Это было в конце апреля. В половине июня Лопухов возвратился; пожил недели три в Петербурге, потом поехал в Москву, по заводским делам, как сказал. 9 июля он уехал, а 11 июля поутру произошло недоумение в гостинице у станции московской железной дороги, по случаю невставанья приезжего, а часа через два потом сцена на Каменноостровской даче, теперь проницательный читатель уже не промахнется в отгадке того, кто ж это застрелился. «Я уж давно видел, что Лопухов», говорит проницательный читатель в восторге от своей догадливости. Так куда ж он девался, и как фуражка его оказалась простреленною по околышу? «Нужды нет, это все шутки его, а он сам себя ловил бреднем, шельма», ломит себе проницательный читатель. Ну, бог с тобою, как знаешь, ведь тебя ничем не урезонишь.

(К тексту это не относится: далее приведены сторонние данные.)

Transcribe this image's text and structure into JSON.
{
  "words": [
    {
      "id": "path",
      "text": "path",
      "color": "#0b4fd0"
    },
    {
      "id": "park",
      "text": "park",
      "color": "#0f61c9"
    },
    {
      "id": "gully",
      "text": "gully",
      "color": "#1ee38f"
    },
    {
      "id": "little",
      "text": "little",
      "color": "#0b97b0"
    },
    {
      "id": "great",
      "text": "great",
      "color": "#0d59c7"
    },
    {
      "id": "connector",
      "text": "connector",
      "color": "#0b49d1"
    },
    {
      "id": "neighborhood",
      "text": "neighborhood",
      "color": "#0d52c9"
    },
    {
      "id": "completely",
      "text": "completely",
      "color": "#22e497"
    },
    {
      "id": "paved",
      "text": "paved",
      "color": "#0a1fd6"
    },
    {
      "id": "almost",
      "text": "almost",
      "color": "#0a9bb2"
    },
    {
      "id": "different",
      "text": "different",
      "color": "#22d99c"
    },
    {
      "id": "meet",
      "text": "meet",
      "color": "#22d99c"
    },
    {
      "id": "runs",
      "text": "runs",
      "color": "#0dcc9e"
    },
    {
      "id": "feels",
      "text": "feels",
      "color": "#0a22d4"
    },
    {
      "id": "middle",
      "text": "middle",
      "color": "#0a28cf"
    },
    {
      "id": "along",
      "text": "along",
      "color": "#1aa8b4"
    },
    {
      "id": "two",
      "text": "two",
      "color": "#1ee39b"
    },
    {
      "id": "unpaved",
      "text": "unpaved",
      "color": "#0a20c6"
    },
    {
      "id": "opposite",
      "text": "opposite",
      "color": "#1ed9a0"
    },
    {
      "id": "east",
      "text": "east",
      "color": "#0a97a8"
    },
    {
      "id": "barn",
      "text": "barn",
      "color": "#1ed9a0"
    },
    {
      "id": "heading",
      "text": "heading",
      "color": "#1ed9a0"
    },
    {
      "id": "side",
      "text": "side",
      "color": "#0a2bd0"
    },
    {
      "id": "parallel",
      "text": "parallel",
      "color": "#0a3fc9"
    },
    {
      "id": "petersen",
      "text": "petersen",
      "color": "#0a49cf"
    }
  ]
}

Часа через три после того, как ушел Кирсанов, Вера Павловна опомнилась, и одною из первых ее мыслей было: нельзя же так оставить мастерскую. Да, хоть Вера Павловна и любила доказывать, что мастерская идет сама собою, но, в сущности, ведь знала, что только обольщает себя этою мыслью, а на самом деле мастерской необходима руководительница, иначе все развалится. Впрочем, теперь дело уж очень установилось, и можно было иметь мало хлопот по руководству им. У Мерцаловой было двое детей; надо час – полтора в день, да и те не каждый день, она может уделять. Она наверное не откажется, ведь она и теперь много занимается в мастерской. Вера Павловна начала разбирать свои вещи для продажи, а сама послала Машу сначала к Мерцаловой просить ее приехать, потом к торговке старым платьем и всякими вещами подстать Рахели, одной из самых оборотливых евреек, но доброй знакомой Веры Павловны, с которой Рахель была безусловно честна, как почти все еврейские мелкие торговцы и торговки со всеми порядочными людьми. Рахель и Маша должны заехать на городскую квартиру, собрать оставшиеся там платья и вещи, по дороге заехать к меховщику, которому отданы были на лето шубы Веры Павловны, потом со всем этим ворохом приехать на дачу, чтобы Рахель хорошенько оценила и купила все гуртом.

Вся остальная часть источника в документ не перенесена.